Según la ITIA, el 3 de diciembre, alrededor de las 20:00, en su domicilio, la tenista se negó a entregar al oficial de control antidopaje la muestra fuera de competición para la que había sido notificada, alegando que su decisión se debía al estrés, problemas de salud mental y preocupaciones por su seguridad.
Para la ITIA, Vondrousova, que llegó a ser sexta del ranking mundial y actualmente ocupa el puesto 135, no presentó "ninguna justificación convincente", señalando que la negativa de la checa conlleva la misma sanción que se aplicaría si el test hubiera dado positivo.
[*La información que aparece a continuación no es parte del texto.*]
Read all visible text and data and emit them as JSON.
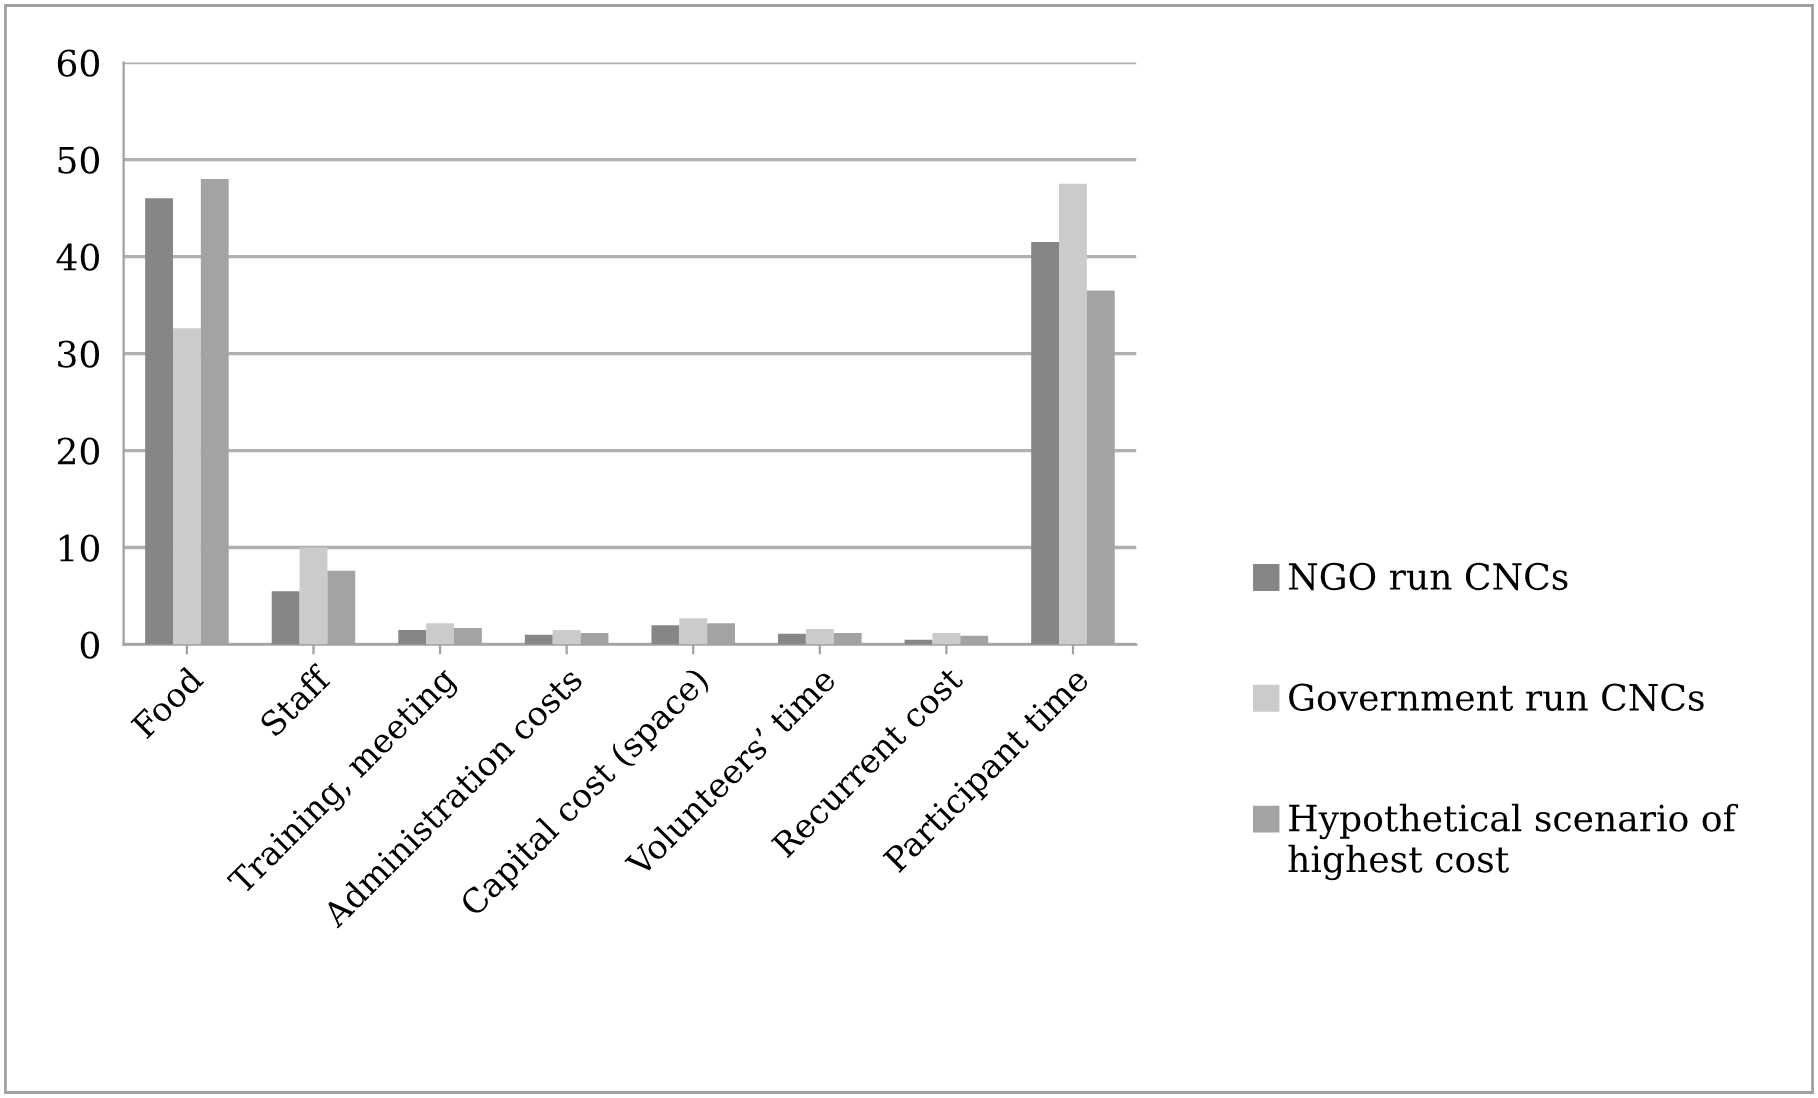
{
  "chart_data": {
    "type": "bar",
    "categories": [
      "Food",
      "Staff",
      "Training, meeting",
      "Administration costs",
      "Capital cost (space)",
      "Volunteers’ time",
      "Recurrent cost",
      "Participant time"
    ],
    "series": [
      {
        "name": "NGO run CNCs",
        "color": "#868686",
        "values": [
          46,
          5.5,
          1.5,
          1.0,
          2.0,
          1.1,
          0.5,
          41.5
        ]
      },
      {
        "name": "Government run CNCs",
        "color": "#cbcbcb",
        "values": [
          32.6,
          10,
          2.2,
          1.5,
          2.7,
          1.6,
          1.2,
          47.5
        ]
      },
      {
        "name": "Hypothetical scenario of highest cost",
        "color": "#a3a3a3",
        "values": [
          48,
          7.6,
          1.7,
          1.2,
          2.2,
          1.2,
          0.9,
          36.5
        ]
      }
    ],
    "ylim": [
      0,
      60
    ],
    "yticks": [
      0,
      10,
      20,
      30,
      40,
      50,
      60
    ],
    "grid": "y",
    "legend": "right"
  }
}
"Los controles sorpresa son una herramienta esencial para proteger el deporte limpio. El tribunal independiente ha confirmado este principio. Este caso es un recordatorio importante de que los jugadores pueden ser sometidos a controles en cualquier momento y lugar, y que negarse implica riesgos significativos", declaró la directora ejecutiva de la ITIA, Karen Moorhouse, en un comunicado.
La checa cuenta en su palmarés con un major, concretamente en Wimbledon, en la 2023, en una final ante la tunecina Ons Jabeur. Además, disputó la final de Roland Garros en la 2019, que perdió ante la australiana Ashleigh Barty.